Вы, г-н Наблюдатель, засмеетесь и скажете: да разве наказание розгами до рубцов не жестокость, не мачехино битье? Да, наказание до рубцов есть зверство, это так, но ведь этот случай (единичность его была подтверждена на суде, для меня же подтверждена теперь положительно), повторяю это, ведь не есть же систематическое, постоянное, зверское мачехино битье целый год, это только случай и вышедший из неумения воспитывать, из ложного понимания, как нужно научить ребенка, а вовсе не из ненависти к нему или потому, что "его должность такая". Таким образом, ваше изображение этой женщины, как злой мачехи, и то лицо, которое определилось на суде из действительных фактов, - совершенная разница. Да, она вышвырнула ребенка, преступление страшное и зверское, но ведь не как злобная же мачеха она это совершила, - вот об чем прежде всего вопрос в ответ на ваше голословное обвинение. Для чего же вы поддерживаете такое лютое обвинение, если сами знаете, что его доказать нельзя, что на суде оно было оставлено и что совсем не было свидетелей, его подтверждающих. Неужели для одного лишь литературного эффекта? Ведь выставляя на вид и доказывая, что это сделала мачеха, заключившая этим убийством целый год истязаний ребенка (небывалых вовсе), - вы тем самым извращаете впечатление малосведующего в этом деле читателя, исторгаете из его души сожаление и милосердие, которых он поневоле не может ощущать, прочтя статью вашу, к извергу мачехе; тогда как, не будь в глазах его эта мачеха выставлена вами как мучительница ребенка, она бы, может быть, и заслужила в его сердце хотя малое снисхождение, как больная, как болезненно-потрясенная, раздраженная беременная женщина, что ясно из фантастических, диких и загадочных подробностей события. Справедливо ли так поступать общественному деятелю, человечно ли?

Но вы еще и не то говорите. Вы написали, и опять-таки твердо и точно, как изучивший всё дело до мельчайшей подробности наблюдатель:

"Аффект беременности" - ну, выдумано новое жалкое слово. Как бы силен этот аффект ни был, однако женщина под влиянием его не бросалась на мужа, ни на соседних жильцов.
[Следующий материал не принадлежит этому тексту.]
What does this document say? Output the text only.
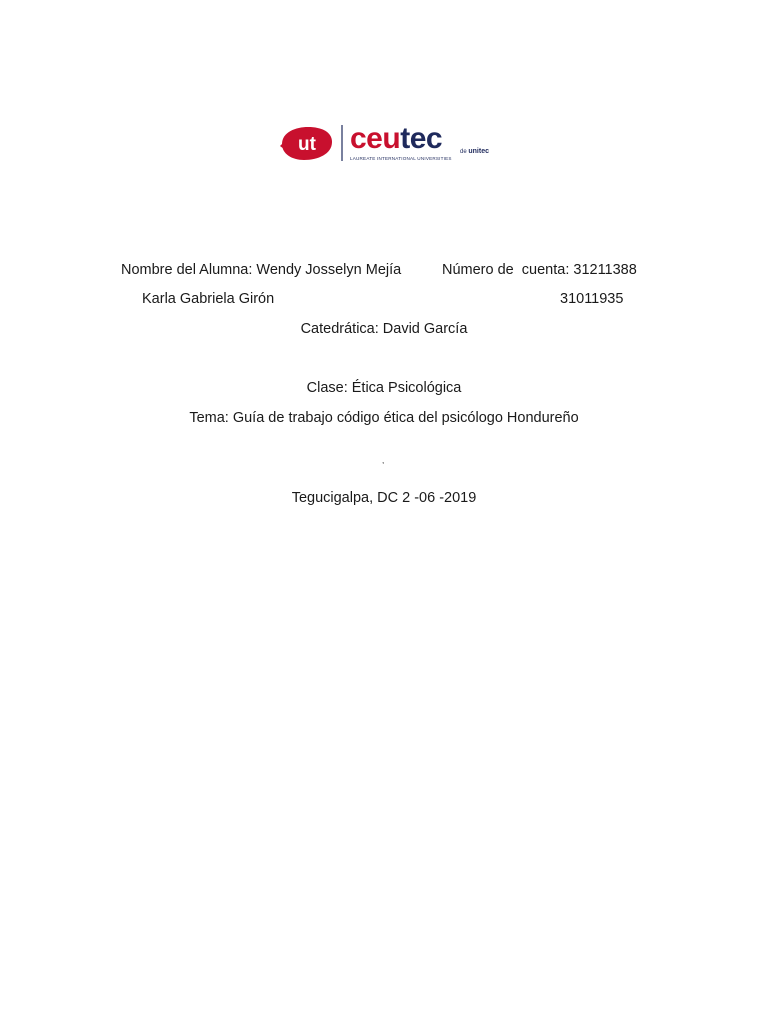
ut ceutec	de unitec
LAUREATE INTERNATIONAL UNIVERSITIES
Nombre del Alumna: Wendy Josselyn Mejía	Número de  cuenta: 31211388
Karla Gabriela Girón	31011935
Catedrática: David García
Clase: Ética Psicológica
Tema: Guía de trabajo código ética del psicólogo Hondureño
,
Tegucigalpa, DC 2 -06 -2019
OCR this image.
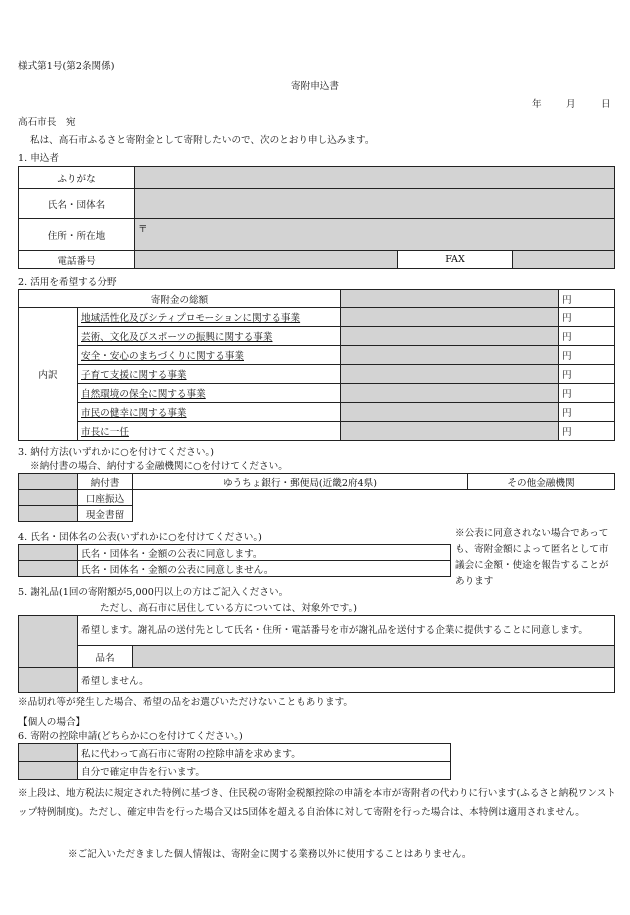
様式第1号(第2条関係)
寄附申込書
年	月	日
高石市長　宛
私は、高石市ふるさと寄附金として寄附したいので、次のとおり申し込みます。
1. 申込者
ふりがな			
氏名・団体名			
住所・所在地	〒		
電話番号		FAX	
2. 活用を希望する分野
寄附金の総額			円
内訳	地域活性化及びシティプロモーションに関する事業		円
	芸術、文化及びスポーツの振興に関する事業		円
	安全・安心のまちづくりに関する事業		円
	子育て支援に関する事業		円
	自然環境の保全に関する事業		円
	市民の健幸に関する事業		円
	市長に一任		円
3. 納付方法(いずれかに○を付けてください。)
※納付書の場合、納付する金融機関に○を付けてください。
	納付書	ゆうちょ銀行・郵便局(近畿2府4県)	その他金融機関
	口座振込
	現金書留
4. 氏名・団体名の公表(いずれかに○を付けてください。)
	氏名・団体名・金額の公表に同意します。
	氏名・団体名・金額の公表に同意しません。
※公表に同意されない場合であっても、寄附金額によって匿名として市議会に金額・使途を報告することがあります
5. 謝礼品(1回の寄附額が5,000円以上の方はご記入ください。
ただし、高石市に居住している方については、対象外です。)
	希望します。謝礼品の送付先として氏名・住所・電話番号を市が謝礼品を送付する企業に提供することに同意します。	
	品名	
	希望しません。	
※品切れ等が発生した場合、希望の品をお選びいただけないこともあります。
【個人の場合】
6. 寄附の控除申請(どちらかに○を付けてください。)
	私に代わって高石市に寄附の控除申請を求めます。
	自分で確定申告を行います。
※上段は、地方税法に規定された特例に基づき、住民税の寄附金税額控除の申請を本市が寄附者の代わりに行います(ふるさと納税ワンストップ特例制度)。ただし、確定申告を行った場合又は5団体を超える自治体に対して寄附を行った場合は、本特例は適用されません。
※ご記入いただきました個人情報は、寄附金に関する業務以外に使用することはありません。
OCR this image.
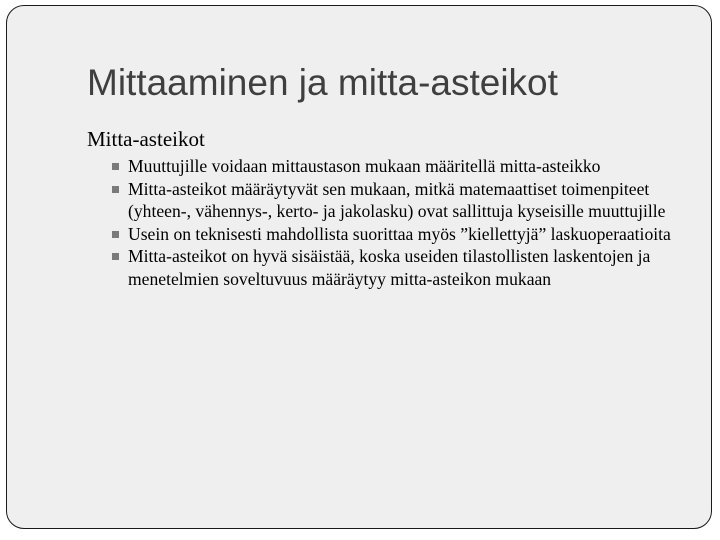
Mittaaminen ja mitta-asteikot
Mitta-asteikot
Muuttujille voidaan mittaustason mukaan määritellä mitta-asteikko
Mitta-asteikot määräytyvät sen mukaan, mitkä matemaattiset toimenpiteet (yhteen-, vähennys-, kerto- ja jakolasku) ovat sallittuja kyseisille muuttujille
Usein on teknisesti mahdollista suorittaa myös ”kiellettyjä” laskuoperaatioita
Mitta-asteikot on hyvä sisäistää, koska useiden tilastollisten laskentojen ja menetelmien soveltuvuus määräytyy mitta-asteikon mukaan
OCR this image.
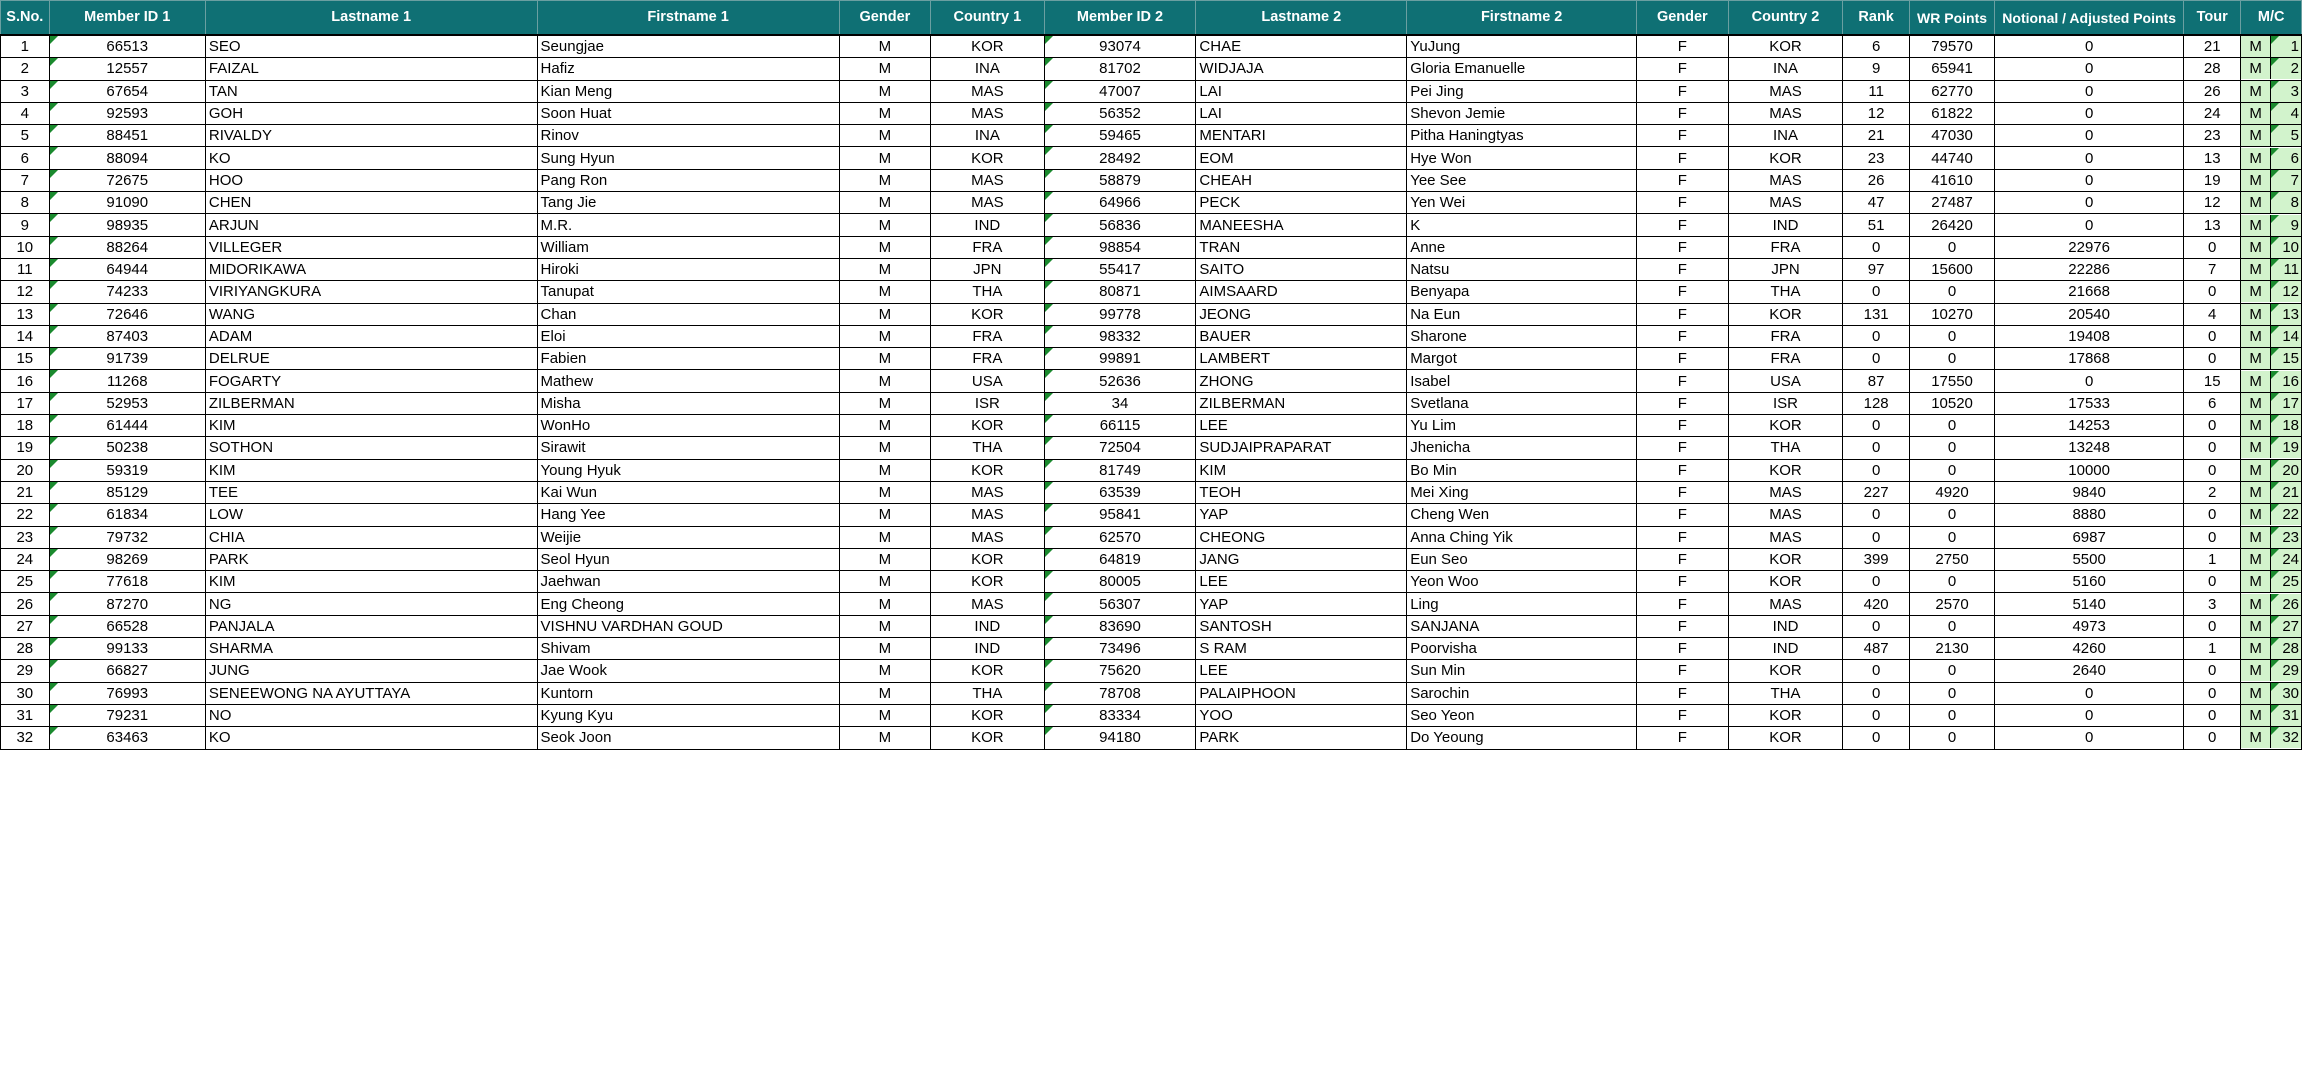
S.No.	Member ID 1	Lastname 1	Firstname 1	Gender	Country 1	Member ID 2	Lastname 2	Firstname 2	Gender	Country 2	Rank	WR Points	Notional / Adjusted Points	Tour	M/C
1	66513	SEO	Seungjae	M	KOR	93074	CHAE	YuJung	F	KOR	6	79570	0	21	M 1

2	12557	FAIZAL	Hafiz	M	INA	81702	WIDJAJA	Gloria Emanuelle	F	INA	9	65941	0	28	M 2

3	67654	TAN	Kian Meng	M	MAS	47007	LAI	Pei Jing	F	MAS	11	62770	0	26	M 3

4	92593	GOH	Soon Huat	M	MAS	56352	LAI	Shevon Jemie	F	MAS	12	61822	0	24	M 4

5	88451	RIVALDY	Rinov	M	INA	59465	MENTARI	Pitha Haningtyas	F	INA	21	47030	0	23	M 5

6	88094	KO	Sung Hyun	M	KOR	28492	EOM	Hye Won	F	KOR	23	44740	0	13	M 6

7	72675	HOO	Pang Ron	M	MAS	58879	CHEAH	Yee See	F	MAS	26	41610	0	19	M 7

8	91090	CHEN	Tang Jie	M	MAS	64966	PECK	Yen Wei	F	MAS	47	27487	0	12	M 8

9	98935	ARJUN	M.R.	M	IND	56836	MANEESHA	K	F	IND	51	26420	0	13	M 9

10	88264	VILLEGER	William	M	FRA	98854	TRAN	Anne	F	FRA	0	0	22976	0	M 10

11	64944	MIDORIKAWA	Hiroki	M	JPN	55417	SAITO	Natsu	F	JPN	97	15600	22286	7	M 11

12	74233	VIRIYANGKURA	Tanupat	M	THA	80871	AIMSAARD	Benyapa	F	THA	0	0	21668	0	M 12

13	72646	WANG	Chan	M	KOR	99778	JEONG	Na Eun	F	KOR	131	10270	20540	4	M 13

14	87403	ADAM	Eloi	M	FRA	98332	BAUER	Sharone	F	FRA	0	0	19408	0	M 14

15	91739	DELRUE	Fabien	M	FRA	99891	LAMBERT	Margot	F	FRA	0	0	17868	0	M 15

16	11268	FOGARTY	Mathew	M	USA	52636	ZHONG	Isabel	F	USA	87	17550	0	15	M 16

17	52953	ZILBERMAN	Misha	M	ISR	34	ZILBERMAN	Svetlana	F	ISR	128	10520	17533	6	M 17

18	61444	KIM	WonHo	M	KOR	66115	LEE	Yu Lim	F	KOR	0	0	14253	0	M 18

19	50238	SOTHON	Sirawit	M	THA	72504	SUDJAIPRAPARAT	Jhenicha	F	THA	0	0	13248	0	M 19

20	59319	KIM	Young Hyuk	M	KOR	81749	KIM	Bo Min	F	KOR	0	0	10000	0	M 20

21	85129	TEE	Kai Wun	M	MAS	63539	TEOH	Mei Xing	F	MAS	227	4920	9840	2	M 21

22	61834	LOW	Hang Yee	M	MAS	95841	YAP	Cheng Wen	F	MAS	0	0	8880	0	M 22

23	79732	CHIA	Weijie	M	MAS	62570	CHEONG	Anna Ching Yik	F	MAS	0	0	6987	0	M 23

24	98269	PARK	Seol Hyun	M	KOR	64819	JANG	Eun Seo	F	KOR	399	2750	5500	1	M 24

25	77618	KIM	Jaehwan	M	KOR	80005	LEE	Yeon Woo	F	KOR	0	0	5160	0	M 25

26	87270	NG	Eng Cheong	M	MAS	56307	YAP	Ling	F	MAS	420	2570	5140	3	M 26

27	66528	PANJALA	VISHNU VARDHAN GOUD	M	IND	83690	SANTOSH	SANJANA	F	IND	0	0	4973	0	M 27

28	99133	SHARMA	Shivam	M	IND	73496	S RAM	Poorvisha	F	IND	487	2130	4260	1	M 28

29	66827	JUNG	Jae Wook	M	KOR	75620	LEE	Sun Min	F	KOR	0	0	2640	0	M 29

30	76993	SENEEWONG NA AYUTTAYA	Kuntorn	M	THA	78708	PALAIPHOON	Sarochin	F	THA	0	0	0	0	M 30

31	79231	NO	Kyung Kyu	M	KOR	83334	YOO	Seo Yeon	F	KOR	0	0	0	0	M 31

32	63463	KO	Seok Joon	M	KOR	94180	PARK	Do Yeoung	F	KOR	0	0	0	0	M 32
Весь аффект ее исключительно предназначался для беззащитной девочки, которую она тиранила целый год без всякого аффекта. На чем же основались присяжные в оправдании?

Но на чем же вы-то основались, Наблюдатель, чтоб соорудить такое совершенное искажение дела? "Не бросалась на мужа!" Но об том только и говорилось на суде, что ссоры с мужем дошли у ней наконец (и только в несколько последних дней, впрочем) до бешенства, до исступления, которое и привело к преступлению. Ссоры же были вовсе не из-за ребенка, потому что ребенок был тут буквально ни при чем, не думала она в эти дни даже о нем вовсе. "Вовсе мне его и не надо было тогда", - как выразилась она сама. Не для вас, а для читателей моих постараюсь обозначить оба эти характера, ссорившихся мужа и жены, так, как я их и прежде еще, до приговора понимал и как они еще более уже после приговора, при самом пристальном наблюдении моем, разъяснились мне. Нескромности относительно этих двух лиц не может быть тут очень большой с моей стороны: уж много и без того было оглашено на суде. Да и делаю я это собственно к их оправданию. Итак, вот в чем дело. Муж, прежде всего, человек твердый, прямой, честнейший и добрейший (то есть даже великодушный, как доказал он впоследствии), но несколько слишком пуританин, слишком наивно и даже сурово следующий раз навсегда принятому взгляду и убеждению. Тут и некоторая разница в летах с женой, он много старше, тут и то еще, что он вдовец. Человек он работающий целый день и хотя ходит в немецком платье и смотрит как бы "образованным" человеком, но человек никакого особенного образования не получивший. Замечу еще, что в наружности его несомненный вид собственного достоинства. Прибавлю, что он не очень разговорчив, не очень весел или смешлив, может быть, даже обращение его несколько и тяжело. Она взята им за себя еще очень молодая. Это была честная девушка, по ремеслу швея, добывавшая мастерством порядочные деньги.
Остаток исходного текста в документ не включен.